Centralized Log Aggregation (ELK / OpenSearch)

Problem statement

Ingest terabytes/day of structured logs from containers, VMs, and lambdas; enable search, dashboards, alerts, and retention tiers.

How it works

Agents (Fluent Bit, Filebeat) tail files / receive stdout → ship to buffer (Kafka) optional.
Indexer parses JSON, applies schema, writes to search cluster.
Hot/warm/cold tiers move old indices to cheaper storage (S3 + searchable snapshots).

Analogy: Every store in a chain drops receipts into a central warehouse where auditors can search by SKU across all branches.

High-level design

Rendering diagram…

Components explained — this design

Component	What it is	Why we use it here
Fluent Bit DaemonSet	Lightweight log forwarder on each K8s node.	Avoids per-pod sidecar cost; tails container stdout files.
Kafka buffer (optional)	Shock absorber between agents and indexers.	Protects OpenSearch from ingest spikes during deploys or incidents.
Logstash / Data Prepper	Parse, enrich, route logs.	Converts unstructured lines to JSON schema; applies PII scrubbing rules.
OpenSearch cluster	Searchable log storage + dashboards.	Ops teams query by `trace_id`, `service`, `level` interactively.
S3 snapshots / Glacier	Cheap long-term retention.	Compliance retention without keeping everything in hot SSD indices.
Alerting	Rules on log patterns or counts.	Error spike pages without predefining every metric series.

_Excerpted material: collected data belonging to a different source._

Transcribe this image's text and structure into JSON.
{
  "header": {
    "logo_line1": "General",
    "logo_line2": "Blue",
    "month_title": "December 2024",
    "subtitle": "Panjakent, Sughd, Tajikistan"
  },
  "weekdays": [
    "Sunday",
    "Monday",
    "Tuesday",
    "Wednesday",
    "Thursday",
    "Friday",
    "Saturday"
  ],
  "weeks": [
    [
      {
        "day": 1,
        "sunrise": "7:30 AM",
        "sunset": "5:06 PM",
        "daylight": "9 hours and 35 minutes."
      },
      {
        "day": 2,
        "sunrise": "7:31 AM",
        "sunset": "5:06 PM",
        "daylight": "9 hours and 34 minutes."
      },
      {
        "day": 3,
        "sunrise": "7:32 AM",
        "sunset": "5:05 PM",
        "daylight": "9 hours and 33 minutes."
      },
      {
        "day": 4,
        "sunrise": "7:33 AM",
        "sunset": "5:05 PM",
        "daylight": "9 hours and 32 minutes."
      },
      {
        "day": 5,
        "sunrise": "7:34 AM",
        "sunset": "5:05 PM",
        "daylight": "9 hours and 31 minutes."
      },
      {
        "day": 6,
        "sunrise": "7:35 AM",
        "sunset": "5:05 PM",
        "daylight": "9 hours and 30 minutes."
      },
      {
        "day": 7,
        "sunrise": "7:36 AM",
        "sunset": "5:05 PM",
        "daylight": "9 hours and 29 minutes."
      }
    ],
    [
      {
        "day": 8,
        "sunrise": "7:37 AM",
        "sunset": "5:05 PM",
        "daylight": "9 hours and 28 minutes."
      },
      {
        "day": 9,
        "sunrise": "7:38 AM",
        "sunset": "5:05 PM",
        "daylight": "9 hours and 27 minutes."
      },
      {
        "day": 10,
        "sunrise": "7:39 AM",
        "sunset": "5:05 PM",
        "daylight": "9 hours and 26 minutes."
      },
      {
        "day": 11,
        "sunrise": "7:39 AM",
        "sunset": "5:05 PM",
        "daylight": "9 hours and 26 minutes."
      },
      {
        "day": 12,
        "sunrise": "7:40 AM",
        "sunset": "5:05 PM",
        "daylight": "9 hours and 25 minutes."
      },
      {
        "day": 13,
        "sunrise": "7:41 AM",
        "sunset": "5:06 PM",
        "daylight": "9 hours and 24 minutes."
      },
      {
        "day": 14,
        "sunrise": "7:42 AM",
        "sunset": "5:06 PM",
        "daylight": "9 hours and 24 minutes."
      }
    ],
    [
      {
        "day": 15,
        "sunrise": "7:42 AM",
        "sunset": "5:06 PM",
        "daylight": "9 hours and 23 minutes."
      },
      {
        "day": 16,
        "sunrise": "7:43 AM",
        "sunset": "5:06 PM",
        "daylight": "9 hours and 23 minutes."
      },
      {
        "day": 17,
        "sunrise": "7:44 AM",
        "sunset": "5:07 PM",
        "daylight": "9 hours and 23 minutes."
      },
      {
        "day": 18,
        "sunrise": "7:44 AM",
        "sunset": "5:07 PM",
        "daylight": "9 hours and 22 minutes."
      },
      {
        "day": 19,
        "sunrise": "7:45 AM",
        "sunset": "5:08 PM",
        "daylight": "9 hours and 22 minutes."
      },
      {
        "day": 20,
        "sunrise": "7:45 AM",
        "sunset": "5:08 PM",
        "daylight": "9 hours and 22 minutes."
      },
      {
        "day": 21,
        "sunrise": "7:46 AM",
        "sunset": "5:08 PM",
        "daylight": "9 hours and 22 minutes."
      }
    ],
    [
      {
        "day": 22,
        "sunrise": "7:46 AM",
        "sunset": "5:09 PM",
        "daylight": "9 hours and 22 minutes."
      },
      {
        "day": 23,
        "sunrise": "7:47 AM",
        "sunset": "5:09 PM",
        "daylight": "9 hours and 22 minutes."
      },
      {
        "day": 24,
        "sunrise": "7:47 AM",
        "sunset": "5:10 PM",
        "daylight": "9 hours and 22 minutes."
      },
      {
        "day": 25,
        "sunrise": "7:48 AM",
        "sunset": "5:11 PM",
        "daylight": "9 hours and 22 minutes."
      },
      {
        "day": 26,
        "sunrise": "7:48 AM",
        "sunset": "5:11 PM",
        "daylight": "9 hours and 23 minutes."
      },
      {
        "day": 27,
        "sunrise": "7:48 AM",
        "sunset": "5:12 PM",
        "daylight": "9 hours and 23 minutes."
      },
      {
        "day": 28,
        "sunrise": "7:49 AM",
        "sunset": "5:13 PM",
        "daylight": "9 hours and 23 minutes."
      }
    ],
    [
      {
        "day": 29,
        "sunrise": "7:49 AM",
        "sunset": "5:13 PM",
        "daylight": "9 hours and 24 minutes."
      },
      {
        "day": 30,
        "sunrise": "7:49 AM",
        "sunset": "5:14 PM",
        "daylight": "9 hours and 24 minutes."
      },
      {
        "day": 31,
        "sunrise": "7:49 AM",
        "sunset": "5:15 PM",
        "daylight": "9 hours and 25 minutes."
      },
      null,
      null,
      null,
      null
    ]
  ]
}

Shared definitions: 00-glossary-common-services.md

Low-level design

Ingestion

Kubernetes: DaemonSet per node beats sidecar explosion.
AWS: Firehose → OpenSearch Serverless for minimal ops.

Schema

JSON lines with mandatory fields: timestamp, service, level, trace_id.
Index template mapping timestamp as date, avoid text on high-cardinality IDs.

Cost control

Index per day pattern logs-2025.04.25 — easy delete after 14d hot.
Ingest pipelines drop healthcheck noise (path:/healthz filter).

Security

Fine-grained access control in OpenSearch; KMS encryption at rest; VPC private endpoints.

E2E: error spike alert

Rendering diagram…

Tricky parts

Problem	Solution
Bursty logs DDOS yourself	Rate limit per pod; sampling at agent
Multiline stack traces	concatenate parser in Fluent Bit
Timezone mess	UTC only in storage; localize in UI

Caveats

Search is not OLAP — heavy numeric analytics → warehouse (Snowflake) via batch export.
Reindex pain — plan mapping changes with aliases logs_write → physical index.

Azure mapping

Azure Monitor Logs (Log Analytics); Event Hub ingestion; Data Explorer (Kusto) for high-scale analytics.